The extra money would allow her to hire two investigators, two researchers and one records-management clerk.

In addition, she’s asking for $958,000 a year to boost advocacy on behalf of children and youth seeking a permanent home.

Many of Turpel-Lafond’s recommendations go unimplemented, and that’s understandable. Legislators have to balance the books, so not every ideal can be achieved.

Civil servants surely must tear out their hair when Turpel-Lafond hands them another job-jar full of recommendations. It’s easy to design a house when you don’t have to build it.

But the representative wasn’t appointed to make government’s job easier. She speaks for those who have been unheard for too long. She ensures that children do not become footnotes in forgotten reports.

She’s a thorn in the side of government, but she must be. There are too many horror stories, too many cracks for young people to fall through, with tragic results.

Child welfare is a huge problem everywhere. It always has been and it always will be. It is so often difficult to balance the needs and safety of a child with the desire to keep families together. It is no easy thing to put young people on a good path when they have had difficult lives, where role models are lacking or where abuse has scarred minds and bodies.

With a few notable exceptions, social workers are doing their best, but they are hampered by heavy caseloads while standing in the shifting sand of politics.

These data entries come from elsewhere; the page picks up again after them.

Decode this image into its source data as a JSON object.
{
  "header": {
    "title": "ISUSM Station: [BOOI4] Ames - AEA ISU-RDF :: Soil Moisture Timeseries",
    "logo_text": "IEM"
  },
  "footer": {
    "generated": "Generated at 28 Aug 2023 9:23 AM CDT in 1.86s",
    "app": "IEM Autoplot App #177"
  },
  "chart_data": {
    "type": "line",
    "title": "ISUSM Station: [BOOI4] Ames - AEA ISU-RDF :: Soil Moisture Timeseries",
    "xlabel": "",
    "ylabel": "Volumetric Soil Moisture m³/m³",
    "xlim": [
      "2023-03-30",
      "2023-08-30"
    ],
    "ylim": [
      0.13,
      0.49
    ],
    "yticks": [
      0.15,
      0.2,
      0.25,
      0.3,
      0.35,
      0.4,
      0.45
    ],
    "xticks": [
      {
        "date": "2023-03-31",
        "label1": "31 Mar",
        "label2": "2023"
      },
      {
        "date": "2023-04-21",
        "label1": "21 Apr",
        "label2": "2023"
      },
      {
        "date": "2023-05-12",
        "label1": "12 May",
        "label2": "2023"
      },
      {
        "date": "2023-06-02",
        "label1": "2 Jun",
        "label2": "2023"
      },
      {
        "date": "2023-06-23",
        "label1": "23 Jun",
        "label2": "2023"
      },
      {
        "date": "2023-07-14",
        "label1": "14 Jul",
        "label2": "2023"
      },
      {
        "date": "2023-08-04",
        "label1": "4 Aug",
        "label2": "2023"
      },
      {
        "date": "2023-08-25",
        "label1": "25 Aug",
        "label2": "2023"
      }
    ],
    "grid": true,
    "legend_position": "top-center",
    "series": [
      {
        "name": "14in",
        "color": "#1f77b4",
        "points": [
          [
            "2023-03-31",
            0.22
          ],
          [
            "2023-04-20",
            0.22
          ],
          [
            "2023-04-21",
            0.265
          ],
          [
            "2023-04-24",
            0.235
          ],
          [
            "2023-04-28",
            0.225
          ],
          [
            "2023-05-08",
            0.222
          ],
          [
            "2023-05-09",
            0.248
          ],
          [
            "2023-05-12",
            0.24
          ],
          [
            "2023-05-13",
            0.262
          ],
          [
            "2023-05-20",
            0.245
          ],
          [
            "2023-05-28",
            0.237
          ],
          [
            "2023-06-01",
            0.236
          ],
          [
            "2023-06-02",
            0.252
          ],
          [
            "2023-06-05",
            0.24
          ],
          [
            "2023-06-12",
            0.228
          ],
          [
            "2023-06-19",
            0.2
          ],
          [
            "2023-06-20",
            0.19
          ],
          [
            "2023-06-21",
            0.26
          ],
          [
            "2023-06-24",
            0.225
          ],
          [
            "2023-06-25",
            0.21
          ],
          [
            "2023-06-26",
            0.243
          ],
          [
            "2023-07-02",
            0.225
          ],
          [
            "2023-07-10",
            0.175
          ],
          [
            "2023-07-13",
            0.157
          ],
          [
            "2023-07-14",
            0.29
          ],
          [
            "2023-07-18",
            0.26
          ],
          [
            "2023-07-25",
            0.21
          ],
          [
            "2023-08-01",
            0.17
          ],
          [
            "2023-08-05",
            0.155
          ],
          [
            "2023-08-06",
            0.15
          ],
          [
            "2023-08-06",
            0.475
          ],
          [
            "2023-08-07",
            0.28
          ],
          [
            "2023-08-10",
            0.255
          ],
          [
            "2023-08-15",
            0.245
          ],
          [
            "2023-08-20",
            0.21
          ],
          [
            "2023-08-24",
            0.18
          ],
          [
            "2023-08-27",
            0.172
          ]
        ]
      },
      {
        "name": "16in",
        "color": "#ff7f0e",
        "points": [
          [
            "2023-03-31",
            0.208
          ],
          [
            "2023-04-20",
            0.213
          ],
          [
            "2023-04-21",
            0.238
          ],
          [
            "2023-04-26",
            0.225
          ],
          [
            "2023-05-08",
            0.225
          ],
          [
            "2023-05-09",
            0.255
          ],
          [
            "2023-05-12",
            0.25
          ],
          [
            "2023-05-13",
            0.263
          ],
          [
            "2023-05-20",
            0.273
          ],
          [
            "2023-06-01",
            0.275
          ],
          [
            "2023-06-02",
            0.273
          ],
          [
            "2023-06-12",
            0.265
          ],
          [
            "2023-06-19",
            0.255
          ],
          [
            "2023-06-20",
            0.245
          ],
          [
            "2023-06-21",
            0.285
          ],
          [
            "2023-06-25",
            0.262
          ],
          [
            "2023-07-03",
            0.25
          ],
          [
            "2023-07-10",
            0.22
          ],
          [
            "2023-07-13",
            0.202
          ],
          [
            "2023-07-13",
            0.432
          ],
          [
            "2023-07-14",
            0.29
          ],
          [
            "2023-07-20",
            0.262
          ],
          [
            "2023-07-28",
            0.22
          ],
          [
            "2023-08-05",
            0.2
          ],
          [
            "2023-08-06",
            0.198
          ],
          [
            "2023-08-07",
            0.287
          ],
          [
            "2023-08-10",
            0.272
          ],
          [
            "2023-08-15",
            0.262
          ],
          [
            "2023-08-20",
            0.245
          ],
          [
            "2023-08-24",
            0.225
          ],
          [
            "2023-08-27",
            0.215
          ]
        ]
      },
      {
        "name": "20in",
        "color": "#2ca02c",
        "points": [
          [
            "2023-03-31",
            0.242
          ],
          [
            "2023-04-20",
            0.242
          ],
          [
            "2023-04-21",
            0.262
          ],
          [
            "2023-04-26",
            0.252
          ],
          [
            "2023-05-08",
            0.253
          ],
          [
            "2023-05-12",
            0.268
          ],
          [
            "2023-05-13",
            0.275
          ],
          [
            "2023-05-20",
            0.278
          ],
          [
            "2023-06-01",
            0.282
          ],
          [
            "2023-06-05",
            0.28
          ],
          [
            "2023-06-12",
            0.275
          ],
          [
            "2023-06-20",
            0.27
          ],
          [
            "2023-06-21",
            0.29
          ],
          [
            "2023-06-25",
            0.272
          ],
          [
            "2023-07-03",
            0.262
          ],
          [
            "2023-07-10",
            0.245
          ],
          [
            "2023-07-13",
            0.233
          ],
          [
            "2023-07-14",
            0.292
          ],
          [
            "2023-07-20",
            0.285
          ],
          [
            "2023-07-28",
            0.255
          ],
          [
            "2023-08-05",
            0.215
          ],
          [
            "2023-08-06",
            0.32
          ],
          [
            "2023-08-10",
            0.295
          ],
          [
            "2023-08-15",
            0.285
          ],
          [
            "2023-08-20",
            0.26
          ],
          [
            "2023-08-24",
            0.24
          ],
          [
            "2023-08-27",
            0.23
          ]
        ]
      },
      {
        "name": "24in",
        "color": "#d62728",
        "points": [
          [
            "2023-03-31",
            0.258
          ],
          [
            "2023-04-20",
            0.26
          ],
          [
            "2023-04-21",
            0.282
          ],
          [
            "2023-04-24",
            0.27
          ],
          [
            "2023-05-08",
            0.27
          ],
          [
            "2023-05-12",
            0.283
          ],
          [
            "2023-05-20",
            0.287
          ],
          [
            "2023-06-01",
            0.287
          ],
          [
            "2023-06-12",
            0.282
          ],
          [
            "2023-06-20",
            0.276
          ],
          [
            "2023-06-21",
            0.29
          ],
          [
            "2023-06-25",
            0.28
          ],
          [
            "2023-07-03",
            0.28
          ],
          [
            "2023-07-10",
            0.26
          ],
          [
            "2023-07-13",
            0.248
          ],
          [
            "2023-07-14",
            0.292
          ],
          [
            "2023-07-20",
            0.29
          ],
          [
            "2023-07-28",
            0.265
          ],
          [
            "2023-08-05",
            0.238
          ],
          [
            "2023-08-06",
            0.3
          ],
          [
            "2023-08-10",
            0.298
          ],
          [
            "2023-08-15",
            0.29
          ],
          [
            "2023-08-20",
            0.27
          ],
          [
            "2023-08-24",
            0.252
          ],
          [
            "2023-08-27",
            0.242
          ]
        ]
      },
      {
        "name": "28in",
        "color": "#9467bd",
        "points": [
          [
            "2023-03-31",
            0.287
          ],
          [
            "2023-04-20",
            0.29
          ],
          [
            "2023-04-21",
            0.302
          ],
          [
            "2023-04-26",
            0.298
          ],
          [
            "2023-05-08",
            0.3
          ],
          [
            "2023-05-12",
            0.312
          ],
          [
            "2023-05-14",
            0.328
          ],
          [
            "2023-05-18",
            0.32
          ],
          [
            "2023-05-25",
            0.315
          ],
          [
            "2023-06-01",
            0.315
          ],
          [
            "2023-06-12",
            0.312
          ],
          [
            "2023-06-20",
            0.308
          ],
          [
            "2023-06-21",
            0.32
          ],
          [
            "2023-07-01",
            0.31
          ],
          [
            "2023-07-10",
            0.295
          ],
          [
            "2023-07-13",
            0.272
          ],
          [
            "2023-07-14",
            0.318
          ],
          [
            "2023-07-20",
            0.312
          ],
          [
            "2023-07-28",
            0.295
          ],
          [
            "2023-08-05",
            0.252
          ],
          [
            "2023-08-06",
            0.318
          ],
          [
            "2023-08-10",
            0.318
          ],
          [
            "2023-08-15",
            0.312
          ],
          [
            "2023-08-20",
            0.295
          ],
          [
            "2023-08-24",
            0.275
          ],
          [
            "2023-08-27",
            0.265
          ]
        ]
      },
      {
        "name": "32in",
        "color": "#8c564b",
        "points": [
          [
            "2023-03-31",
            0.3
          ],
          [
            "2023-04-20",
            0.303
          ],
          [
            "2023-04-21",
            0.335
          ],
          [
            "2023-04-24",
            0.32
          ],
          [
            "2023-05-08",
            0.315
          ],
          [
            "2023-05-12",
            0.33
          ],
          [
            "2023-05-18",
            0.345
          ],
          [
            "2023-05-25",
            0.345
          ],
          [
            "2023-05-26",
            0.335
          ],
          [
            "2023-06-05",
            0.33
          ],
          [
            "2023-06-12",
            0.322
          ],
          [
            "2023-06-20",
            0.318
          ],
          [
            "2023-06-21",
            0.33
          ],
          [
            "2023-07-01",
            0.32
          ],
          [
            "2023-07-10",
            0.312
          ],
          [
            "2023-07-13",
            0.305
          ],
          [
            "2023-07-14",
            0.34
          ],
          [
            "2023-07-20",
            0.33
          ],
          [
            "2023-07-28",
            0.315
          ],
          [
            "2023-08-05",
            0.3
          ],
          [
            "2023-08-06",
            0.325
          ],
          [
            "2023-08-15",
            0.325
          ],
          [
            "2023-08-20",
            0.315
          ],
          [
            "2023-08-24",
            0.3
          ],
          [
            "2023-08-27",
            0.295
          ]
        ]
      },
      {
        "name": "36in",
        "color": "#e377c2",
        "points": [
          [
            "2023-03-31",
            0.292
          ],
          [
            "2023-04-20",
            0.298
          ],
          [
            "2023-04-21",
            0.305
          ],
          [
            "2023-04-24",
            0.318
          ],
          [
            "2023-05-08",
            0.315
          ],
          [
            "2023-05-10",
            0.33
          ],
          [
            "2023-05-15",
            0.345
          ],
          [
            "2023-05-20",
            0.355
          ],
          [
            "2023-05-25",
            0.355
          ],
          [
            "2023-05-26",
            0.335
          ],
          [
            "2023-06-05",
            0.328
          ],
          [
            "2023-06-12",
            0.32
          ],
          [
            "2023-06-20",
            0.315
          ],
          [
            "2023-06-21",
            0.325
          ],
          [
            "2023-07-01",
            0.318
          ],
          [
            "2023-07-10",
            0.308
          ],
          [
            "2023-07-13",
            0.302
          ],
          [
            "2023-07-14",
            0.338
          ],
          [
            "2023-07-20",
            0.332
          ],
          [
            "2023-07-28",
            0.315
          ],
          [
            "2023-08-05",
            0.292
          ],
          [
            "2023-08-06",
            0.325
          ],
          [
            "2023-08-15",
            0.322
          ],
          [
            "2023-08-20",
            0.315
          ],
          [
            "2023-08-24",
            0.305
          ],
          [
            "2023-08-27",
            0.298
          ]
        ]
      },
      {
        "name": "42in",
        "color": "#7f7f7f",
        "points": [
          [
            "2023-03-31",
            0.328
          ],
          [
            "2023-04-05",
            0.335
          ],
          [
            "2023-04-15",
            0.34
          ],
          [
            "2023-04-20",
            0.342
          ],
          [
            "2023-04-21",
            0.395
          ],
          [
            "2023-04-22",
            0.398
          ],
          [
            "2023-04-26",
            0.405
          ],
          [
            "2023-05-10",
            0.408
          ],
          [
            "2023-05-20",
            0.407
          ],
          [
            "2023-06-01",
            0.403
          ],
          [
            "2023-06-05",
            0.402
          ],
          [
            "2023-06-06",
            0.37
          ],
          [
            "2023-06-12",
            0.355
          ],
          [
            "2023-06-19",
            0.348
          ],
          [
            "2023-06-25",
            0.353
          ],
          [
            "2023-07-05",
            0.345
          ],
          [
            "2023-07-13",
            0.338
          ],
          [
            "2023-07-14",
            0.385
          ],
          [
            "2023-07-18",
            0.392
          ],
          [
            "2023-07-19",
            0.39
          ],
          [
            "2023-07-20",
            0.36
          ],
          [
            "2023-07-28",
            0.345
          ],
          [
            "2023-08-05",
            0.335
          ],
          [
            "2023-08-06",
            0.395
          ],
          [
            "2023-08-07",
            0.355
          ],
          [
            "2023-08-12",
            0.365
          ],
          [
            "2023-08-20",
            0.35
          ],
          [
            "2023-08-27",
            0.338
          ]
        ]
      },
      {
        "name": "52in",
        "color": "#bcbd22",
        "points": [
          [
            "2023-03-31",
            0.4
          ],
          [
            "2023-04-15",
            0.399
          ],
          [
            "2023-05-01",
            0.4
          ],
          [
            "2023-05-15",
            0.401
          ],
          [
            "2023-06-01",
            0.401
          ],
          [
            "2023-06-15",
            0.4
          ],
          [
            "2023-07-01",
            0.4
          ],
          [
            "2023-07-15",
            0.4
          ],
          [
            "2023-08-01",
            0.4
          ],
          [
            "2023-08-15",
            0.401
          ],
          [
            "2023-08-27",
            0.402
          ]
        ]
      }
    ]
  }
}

Budgets, changing ministry policies and other factors beyond their control make their job harder.

If child-welfare workers are better equipped to do their jobs, that will reduce the burden of the representative for children and youth.

Perhaps, without jeopardizing Turpel-Lafond’s independence, her office and the province could work with a stronger spirit of co-operation, rather than as opponents. An adversarial atmosphere is not conducive to constructive solutions.

The lives and well-being of children are at stake. We should all be on the same side.